Celebrating the History of Black Dance
January 19, 2023
Theater, lecture and exhibit events highlight social impacts
The powerful social and historical impact of Black dance is the focus of a series of events to be held in February at the University of Delaware as part of Black History month. They include a unique theatre experience, an art exhibit and a lecture with a noted Black dance historian.
The series begins with Suite Blackness: Black Dance in Cinema, a production combining live dance, spoken word and song on a journey through the racial and cultural tensions in movies from the 1920s to the present. A collaboration involving the REP Theatre, UD theatre and dance faculty and regional choreographers and dancers, the show will be presented at the Thompson Theatre of the Roselle Center for the Arts from Thursday through Saturday, Feb. 16–18.
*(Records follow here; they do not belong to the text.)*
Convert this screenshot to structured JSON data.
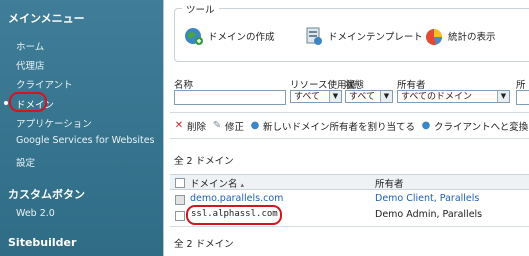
{
  "sidebar": {
    "main_menu_title": "メインメニュー",
    "items": [
      {
        "label": "ホーム"
      },
      {
        "label": "代理店"
      },
      {
        "label": "クライアント"
      },
      {
        "label": "ドメイン"
      },
      {
        "label": "アプリケーション"
      },
      {
        "label": "Google Services for Websites"
      },
      {
        "label": "設定"
      }
    ],
    "custom_buttons_title": "カスタムボタン",
    "custom_items": [
      {
        "label": "Web 2.0"
      }
    ],
    "sitebuilder_title": "Sitebuilder"
  },
  "tools": {
    "title": "ツール",
    "items": [
      {
        "label": "ドメインの作成",
        "icon": "globe-plus-icon"
      },
      {
        "label": "ドメインテンプレート",
        "icon": "template-icon"
      },
      {
        "label": "統計の表示",
        "icon": "pie-chart-icon"
      }
    ]
  },
  "filters": {
    "name_label": "名称",
    "resource_label": "リソース使用量",
    "status_label": "状態",
    "owner_label": "所有者",
    "cut_label": "所",
    "resource_value": "すべて",
    "status_value": "すべて",
    "owner_value": "すべてのドメイン"
  },
  "actions": {
    "delete": "削除",
    "edit": "修正",
    "assign_owner": "新しいドメイン所有者を割り当てる",
    "convert": "クライアントへと変換"
  },
  "list": {
    "count_top": "全 2 ドメイン",
    "count_bottom": "全 2 ドメイン",
    "columns": {
      "domain": "ドメイン名",
      "owner": "所有者"
    },
    "rows": [
      {
        "domain": "demo.parallels.com",
        "owner": "Demo Client, Parallels"
      },
      {
        "domain": "ssl.alphassl.com",
        "owner": "Demo Admin, Parallels"
      }
    ]
  },
  "colors": {
    "sidebar_bg": "#3a7893",
    "highlight": "#d6141e",
    "link": "#1f5fb3"
  }
}
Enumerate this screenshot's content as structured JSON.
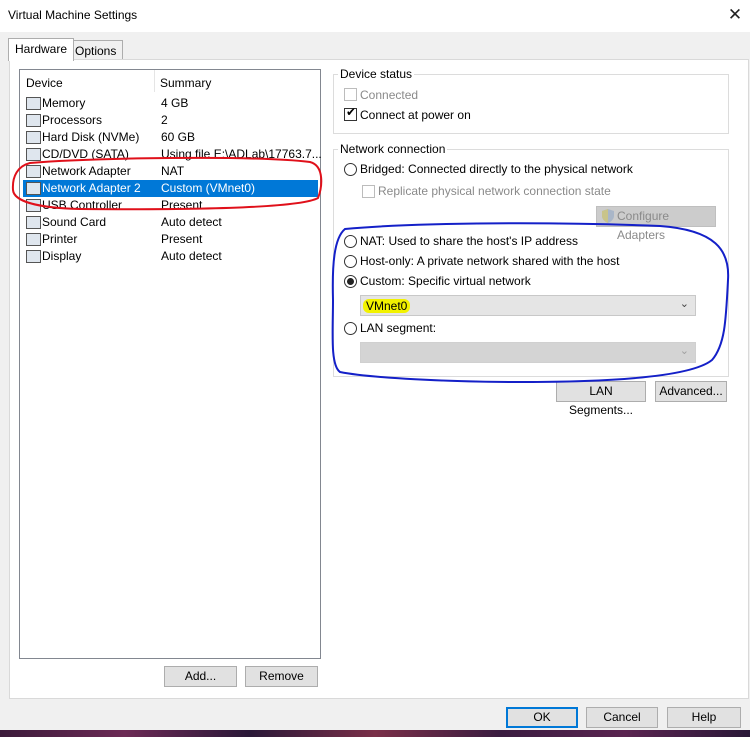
{
  "window": {
    "title": "Virtual Machine Settings",
    "close_glyph": "✕"
  },
  "tabs": [
    {
      "label": "Hardware"
    },
    {
      "label": "Options"
    }
  ],
  "device_list": {
    "header_device": "Device",
    "header_summary": "Summary",
    "rows": [
      {
        "device": "Memory",
        "summary": "4 GB",
        "icon": "memory-icon"
      },
      {
        "device": "Processors",
        "summary": "2",
        "icon": "processor-icon"
      },
      {
        "device": "Hard Disk (NVMe)",
        "summary": "60 GB",
        "icon": "hard-disk-icon"
      },
      {
        "device": "CD/DVD (SATA)",
        "summary": "Using file E:\\ADLab\\17763.7...",
        "icon": "cd-dvd-icon"
      },
      {
        "device": "Network Adapter",
        "summary": "NAT",
        "icon": "network-adapter-icon"
      },
      {
        "device": "Network Adapter 2",
        "summary": "Custom (VMnet0)",
        "icon": "network-adapter-icon"
      },
      {
        "device": "USB Controller",
        "summary": "Present",
        "icon": "usb-icon"
      },
      {
        "device": "Sound Card",
        "summary": "Auto detect",
        "icon": "speaker-icon"
      },
      {
        "device": "Printer",
        "summary": "Present",
        "icon": "printer-icon"
      },
      {
        "device": "Display",
        "summary": "Auto detect",
        "icon": "monitor-icon"
      }
    ],
    "selected_index": 5
  },
  "list_buttons": {
    "add": "Add...",
    "remove": "Remove"
  },
  "device_status": {
    "legend": "Device status",
    "connected": {
      "label": "Connected",
      "checked": false,
      "enabled": false
    },
    "connect_at_power_on": {
      "label": "Connect at power on",
      "checked": true
    }
  },
  "network_connection": {
    "legend": "Network connection",
    "bridged": "Bridged: Connected directly to the physical network",
    "replicate": "Replicate physical network connection state",
    "configure_adapters": "Configure Adapters",
    "nat": "NAT: Used to share the host's IP address",
    "host_only": "Host-only: A private network shared with the host",
    "custom": "Custom: Specific virtual network",
    "custom_value": "VMnet0",
    "lan_segment": "LAN segment:",
    "lan_segment_value": "",
    "selected": "custom"
  },
  "panel_buttons": {
    "lan_segments": "LAN Segments...",
    "advanced": "Advanced..."
  },
  "dialog_buttons": {
    "ok": "OK",
    "cancel": "Cancel",
    "help": "Help"
  },
  "colors": {
    "selection": "#0078d7",
    "annotation_red": "#e0101a",
    "annotation_blue": "#1420c8",
    "highlight_yellow": "#f2f200"
  }
}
On Tuesday, Feb. 21, dance historian, dancer and choreographer John Perpener III will comment on Suite Blackness as part of this year’s Paul R. Jones lecture, titled “African-American Concert Dancers: Activism, Advocacy, and Protest”. Perpener authored the book African-American Concert Dance: The Harlem Renaissance and Beyond and served as a primary consultant and commentator for the PBS documentary Free to Dance. The lecture will be held in Gore Recital Hall in the Roselle Center for the Arts at 5 p.m. Registration is required. A livestream also will be available.
An exhibit featuring five works of art celebrating dance from a variety of perspectives opens in Mechanical Hall on Monday, Feb. 7. The collection includes four photographs by prominent African American photographers Jim Alexander and Ming Smith and an abstract lithograph by artist Keith Morrison.